Right there in your social media feed there are people who want to divide you from those around you, who want to isolate and demonize those who disagree with them, and want you to do it too. They’re right there on your TV screen, on channels that claim they just want to report the news, but who pay “commentators” (not journalists) large sums of money to be the faces and voices of their ideological points of view. There might be someone in the pulpit of your church doing the same thing, proclaiming a different gospel of division, anger, fear, and superiority instead of the gospel of Jesus.
That gospel says that Jesus “sets aside in his flesh” the hostilities that divide human beings. He becomes “our peace” by bringing us together with one another and with God “in his body.” It’s not enough to say that Jesus takes away my sins, and the sins of those who agree with me and are like me. He came to announce that in him there is peace for those are near to God, and for those who are still far away from God, and he poured out the Spirit through whom we can all come to God together.

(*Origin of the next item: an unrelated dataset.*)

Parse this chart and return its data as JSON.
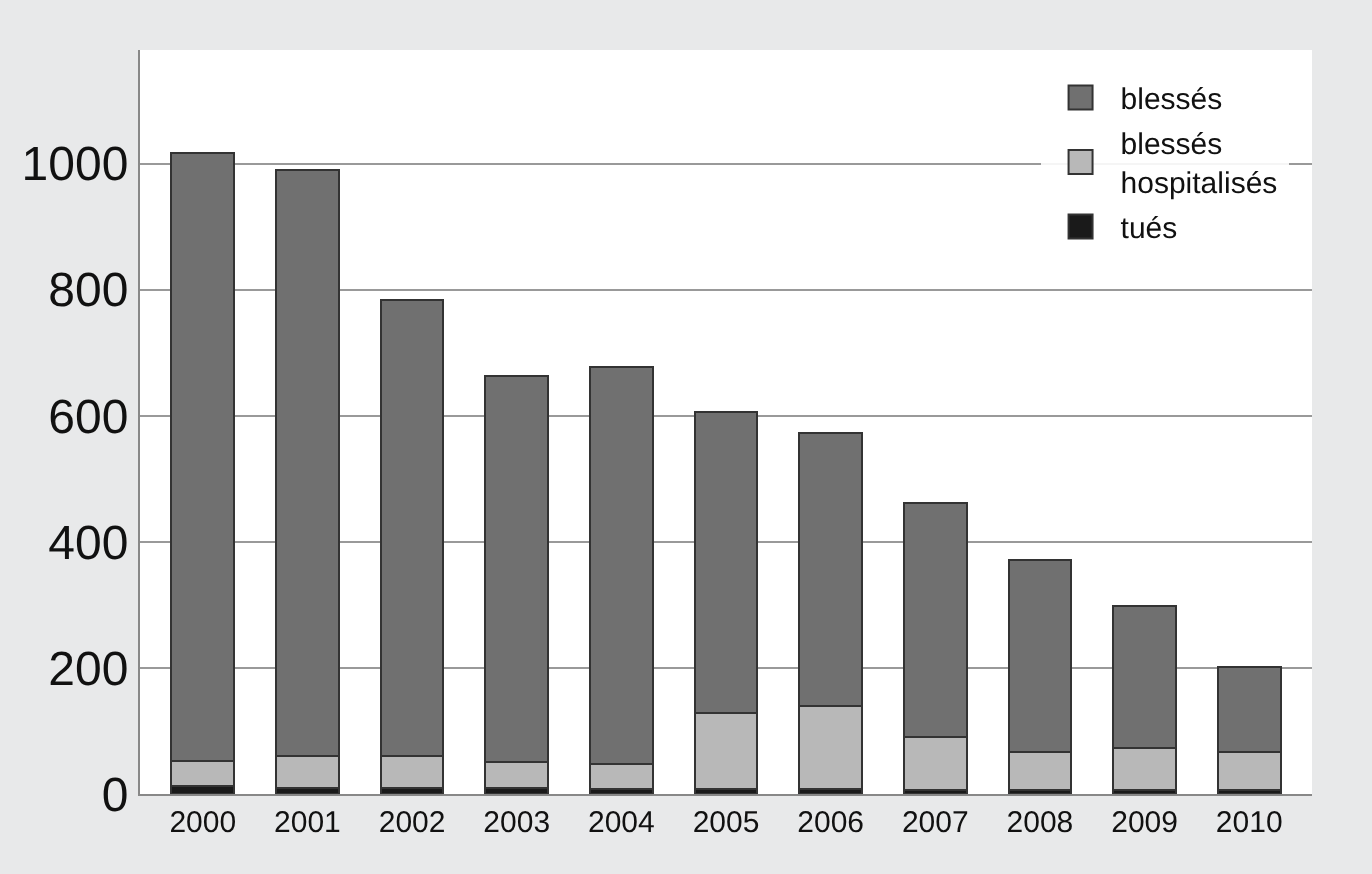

That’s why I think it’s best to ignore the efforts of human beings to divide us; their motive is control, power, advantage — always. They won’t sacrifice to bring about that division. Jesus, on the other hand, gave up power and control and advantage — and gave his life — to tear down the barriers that those who want to divide us would put back up. That gives him credibility to me, and makes his view of “one new humanity” that much more compelling.
So, yes, ignore the efforts of human beings to divide, even if they sound and look religious. Just recognize it for what it is and refuse to go along with it. May we never again be guilty of trying to divide what the One we call Lord died to bring together. May our words and actions testify to the good news that Jesus has put to death our hostility and comes preaching peace to those far away and those near. May we preach peace as he did, with words that elevate and point to God, and with lives of service and sacrifice for others.
Ignore those who would divide, and you’ll have a lot more time and energy to devote to the One who brings us all together.